In many places important information in the original document is completely lost (e.g., the note stating that the table syntax is temporary, etc.). None of the supporting cross-references to other places in the document are preserved (text containing them was thrown away) and all footnotes, marginals, and graphics in the document have been eliminated. The result clearly shows the unpredictability of the approach: there is no way for the consumers to understand that what is read to them is not what was written in the original.

Experimenting with other prompts

In the light of the results we got returned from our initial prompts we did a few more experiments, altering and extending the prompts in order to prevent ChatGPT from altering the textual content of the document. This was partly successful after several iterations of refining the prompts further and further.
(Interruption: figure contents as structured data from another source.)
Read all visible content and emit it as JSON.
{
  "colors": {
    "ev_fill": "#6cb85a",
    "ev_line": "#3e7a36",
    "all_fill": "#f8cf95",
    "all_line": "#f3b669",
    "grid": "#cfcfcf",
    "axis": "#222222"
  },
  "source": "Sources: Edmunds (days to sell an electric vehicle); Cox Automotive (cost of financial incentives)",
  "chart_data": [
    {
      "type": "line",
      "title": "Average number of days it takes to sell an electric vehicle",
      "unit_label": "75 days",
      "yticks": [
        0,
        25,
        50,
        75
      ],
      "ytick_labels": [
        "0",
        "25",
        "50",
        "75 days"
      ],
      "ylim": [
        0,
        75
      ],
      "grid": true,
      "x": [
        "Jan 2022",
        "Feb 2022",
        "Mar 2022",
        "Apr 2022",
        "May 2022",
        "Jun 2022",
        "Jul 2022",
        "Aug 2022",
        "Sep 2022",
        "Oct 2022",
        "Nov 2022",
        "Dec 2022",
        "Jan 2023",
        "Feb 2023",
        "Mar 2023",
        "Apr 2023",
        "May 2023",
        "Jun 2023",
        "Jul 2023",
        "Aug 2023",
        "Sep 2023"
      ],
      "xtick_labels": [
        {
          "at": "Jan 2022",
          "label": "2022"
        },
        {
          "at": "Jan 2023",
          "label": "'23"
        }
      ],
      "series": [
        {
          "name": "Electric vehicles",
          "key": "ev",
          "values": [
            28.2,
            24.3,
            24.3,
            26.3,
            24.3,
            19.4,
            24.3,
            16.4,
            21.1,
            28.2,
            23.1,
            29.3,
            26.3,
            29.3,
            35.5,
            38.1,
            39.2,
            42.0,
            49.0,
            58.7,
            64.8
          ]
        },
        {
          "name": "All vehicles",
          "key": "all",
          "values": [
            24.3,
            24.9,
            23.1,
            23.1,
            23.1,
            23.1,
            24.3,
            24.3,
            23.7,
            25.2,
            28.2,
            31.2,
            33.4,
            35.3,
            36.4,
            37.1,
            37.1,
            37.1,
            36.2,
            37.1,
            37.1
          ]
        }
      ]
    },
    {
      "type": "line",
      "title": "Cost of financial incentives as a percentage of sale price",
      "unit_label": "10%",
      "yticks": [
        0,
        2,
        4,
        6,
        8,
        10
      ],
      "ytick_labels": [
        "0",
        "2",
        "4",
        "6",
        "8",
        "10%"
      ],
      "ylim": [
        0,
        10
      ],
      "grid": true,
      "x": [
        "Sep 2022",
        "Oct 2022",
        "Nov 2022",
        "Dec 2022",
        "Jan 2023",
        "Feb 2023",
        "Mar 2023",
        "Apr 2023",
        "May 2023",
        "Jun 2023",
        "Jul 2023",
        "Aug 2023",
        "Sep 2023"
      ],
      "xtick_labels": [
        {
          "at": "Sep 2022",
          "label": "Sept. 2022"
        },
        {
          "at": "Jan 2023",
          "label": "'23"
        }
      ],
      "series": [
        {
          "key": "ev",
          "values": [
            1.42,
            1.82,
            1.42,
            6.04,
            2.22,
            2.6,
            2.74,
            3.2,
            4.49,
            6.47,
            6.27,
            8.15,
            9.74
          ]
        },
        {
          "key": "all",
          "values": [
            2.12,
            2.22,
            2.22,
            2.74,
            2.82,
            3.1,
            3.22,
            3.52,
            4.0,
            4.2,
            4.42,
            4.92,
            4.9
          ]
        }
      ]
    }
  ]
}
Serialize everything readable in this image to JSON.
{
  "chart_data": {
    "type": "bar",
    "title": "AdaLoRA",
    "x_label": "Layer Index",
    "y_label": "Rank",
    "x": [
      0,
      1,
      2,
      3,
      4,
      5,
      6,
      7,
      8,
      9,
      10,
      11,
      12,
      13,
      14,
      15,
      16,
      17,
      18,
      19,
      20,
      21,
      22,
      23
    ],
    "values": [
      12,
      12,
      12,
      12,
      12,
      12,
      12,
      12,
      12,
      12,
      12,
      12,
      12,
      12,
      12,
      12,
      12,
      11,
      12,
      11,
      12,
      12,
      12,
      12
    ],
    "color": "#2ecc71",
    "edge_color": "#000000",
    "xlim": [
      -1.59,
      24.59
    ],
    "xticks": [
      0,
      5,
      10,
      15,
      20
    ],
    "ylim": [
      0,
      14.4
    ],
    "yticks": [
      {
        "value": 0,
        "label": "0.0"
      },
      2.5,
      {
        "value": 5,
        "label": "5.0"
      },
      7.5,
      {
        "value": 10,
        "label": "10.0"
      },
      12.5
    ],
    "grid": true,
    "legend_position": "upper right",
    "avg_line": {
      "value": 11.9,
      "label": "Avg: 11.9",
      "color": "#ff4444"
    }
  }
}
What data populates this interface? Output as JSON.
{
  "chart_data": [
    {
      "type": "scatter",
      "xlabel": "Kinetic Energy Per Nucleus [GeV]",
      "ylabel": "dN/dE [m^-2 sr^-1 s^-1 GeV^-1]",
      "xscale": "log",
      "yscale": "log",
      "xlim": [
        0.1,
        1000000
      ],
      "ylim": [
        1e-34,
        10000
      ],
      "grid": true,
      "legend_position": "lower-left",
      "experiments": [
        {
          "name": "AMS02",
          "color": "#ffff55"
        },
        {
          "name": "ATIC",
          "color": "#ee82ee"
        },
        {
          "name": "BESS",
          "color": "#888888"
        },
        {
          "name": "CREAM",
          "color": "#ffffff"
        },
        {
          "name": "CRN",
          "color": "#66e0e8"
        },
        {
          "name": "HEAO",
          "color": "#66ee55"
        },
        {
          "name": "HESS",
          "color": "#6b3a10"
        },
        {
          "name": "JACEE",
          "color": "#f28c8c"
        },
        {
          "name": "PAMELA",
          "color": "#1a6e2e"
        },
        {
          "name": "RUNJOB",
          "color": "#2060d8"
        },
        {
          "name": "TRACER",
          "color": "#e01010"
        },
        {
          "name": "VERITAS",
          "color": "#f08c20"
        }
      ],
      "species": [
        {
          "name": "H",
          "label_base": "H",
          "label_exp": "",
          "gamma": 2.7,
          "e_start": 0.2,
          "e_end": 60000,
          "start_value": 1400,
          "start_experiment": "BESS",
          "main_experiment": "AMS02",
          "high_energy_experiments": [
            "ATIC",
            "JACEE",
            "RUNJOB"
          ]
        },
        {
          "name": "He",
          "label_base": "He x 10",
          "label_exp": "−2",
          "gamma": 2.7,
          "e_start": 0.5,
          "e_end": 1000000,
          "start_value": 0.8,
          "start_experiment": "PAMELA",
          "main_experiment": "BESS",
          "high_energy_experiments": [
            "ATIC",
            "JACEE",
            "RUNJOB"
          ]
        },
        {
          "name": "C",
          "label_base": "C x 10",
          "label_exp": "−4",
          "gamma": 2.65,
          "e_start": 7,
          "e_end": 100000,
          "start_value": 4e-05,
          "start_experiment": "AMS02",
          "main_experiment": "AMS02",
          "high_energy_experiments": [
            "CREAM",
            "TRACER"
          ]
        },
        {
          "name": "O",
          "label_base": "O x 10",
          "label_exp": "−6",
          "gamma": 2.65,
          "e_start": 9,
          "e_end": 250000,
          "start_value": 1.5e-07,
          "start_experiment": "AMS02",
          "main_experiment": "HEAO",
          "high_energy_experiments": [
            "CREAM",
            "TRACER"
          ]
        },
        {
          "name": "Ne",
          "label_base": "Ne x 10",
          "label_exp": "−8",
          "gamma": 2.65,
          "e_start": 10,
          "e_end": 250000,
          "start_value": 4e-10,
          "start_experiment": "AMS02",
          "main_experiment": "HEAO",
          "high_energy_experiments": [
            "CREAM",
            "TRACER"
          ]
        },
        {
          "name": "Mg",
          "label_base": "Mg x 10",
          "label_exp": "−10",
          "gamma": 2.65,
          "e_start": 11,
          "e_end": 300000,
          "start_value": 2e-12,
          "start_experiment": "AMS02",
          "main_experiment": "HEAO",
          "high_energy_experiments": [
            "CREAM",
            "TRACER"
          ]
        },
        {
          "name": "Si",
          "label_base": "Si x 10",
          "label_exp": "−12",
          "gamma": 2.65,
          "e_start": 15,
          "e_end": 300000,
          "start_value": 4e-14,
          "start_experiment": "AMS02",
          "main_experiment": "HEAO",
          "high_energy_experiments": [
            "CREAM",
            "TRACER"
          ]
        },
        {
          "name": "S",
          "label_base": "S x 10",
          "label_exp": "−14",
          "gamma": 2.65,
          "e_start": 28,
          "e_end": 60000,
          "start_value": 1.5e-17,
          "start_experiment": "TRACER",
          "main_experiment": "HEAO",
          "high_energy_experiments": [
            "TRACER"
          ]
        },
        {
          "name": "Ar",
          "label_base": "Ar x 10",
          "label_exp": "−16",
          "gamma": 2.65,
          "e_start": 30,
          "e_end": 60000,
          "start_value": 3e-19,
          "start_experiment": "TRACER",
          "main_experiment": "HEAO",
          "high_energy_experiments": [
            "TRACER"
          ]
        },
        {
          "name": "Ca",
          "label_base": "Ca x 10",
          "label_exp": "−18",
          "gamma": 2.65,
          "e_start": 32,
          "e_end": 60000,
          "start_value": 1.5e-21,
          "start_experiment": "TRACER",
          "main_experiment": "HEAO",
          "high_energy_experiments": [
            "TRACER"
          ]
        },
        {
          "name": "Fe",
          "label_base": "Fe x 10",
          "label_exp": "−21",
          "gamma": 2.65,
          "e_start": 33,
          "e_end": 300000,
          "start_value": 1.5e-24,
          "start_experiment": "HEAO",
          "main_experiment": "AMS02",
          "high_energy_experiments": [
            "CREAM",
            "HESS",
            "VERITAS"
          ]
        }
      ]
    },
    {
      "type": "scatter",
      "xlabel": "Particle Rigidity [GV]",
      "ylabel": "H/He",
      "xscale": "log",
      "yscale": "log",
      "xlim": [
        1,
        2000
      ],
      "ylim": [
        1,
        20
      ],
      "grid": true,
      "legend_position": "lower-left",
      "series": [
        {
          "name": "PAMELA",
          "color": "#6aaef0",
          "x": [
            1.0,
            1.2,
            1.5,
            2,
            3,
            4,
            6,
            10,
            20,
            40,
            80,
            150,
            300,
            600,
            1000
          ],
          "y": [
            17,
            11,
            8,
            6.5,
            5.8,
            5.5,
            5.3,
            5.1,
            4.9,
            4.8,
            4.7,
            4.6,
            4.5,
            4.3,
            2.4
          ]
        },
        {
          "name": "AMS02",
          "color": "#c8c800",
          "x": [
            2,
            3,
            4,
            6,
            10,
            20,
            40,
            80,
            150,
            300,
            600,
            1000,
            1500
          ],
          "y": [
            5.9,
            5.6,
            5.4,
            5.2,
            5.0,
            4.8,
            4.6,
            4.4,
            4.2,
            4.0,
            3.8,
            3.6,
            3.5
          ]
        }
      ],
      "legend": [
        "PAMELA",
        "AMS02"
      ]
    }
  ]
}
However, in all cases the resulting documents exhibit structural deficiencies (e.g., incorrectly nested lists, incorrect TOC, etc.), loss of material (graphics not shown, marginal note dropped), missing naviation aids (textual links no longer functional, e.g., from the TOC or to figures or list items).

We attribute this to the general problem of applying heuristics to “understand” the data (instead of well defined structures provided by the author) in conjunction with dropping or rewriting parts of the content that it fails to consume correctly.

NVDA pronunciation settings

Pronunciation of some technical words was improved by using the following settings in the NVDA speech dictionary:

Comment	Pattern	Replacement	case	Type
	LaTeX	lay-tech	on	whole word
	alignat	align-at	on	whole word
	flalign	f-l-align	on	whole word
	notag	no-tag	on	whole word
	bibTEX	bib-tech	off	whole word
	unordered	un-ordered	off	whole word
	TeX	tech	on	whole word
	tugboat	tug-boat	off	Anywhere
Ignore softhyphens			off	Anywhere
Hyphenation help	cluding	clueding	off	whole word

The Ignore softhyphens row contains an invisible softhyphen character in the second column replaced by “nothing”, which improved the reading of hyphenated words in the Foxit/NVDA workflow.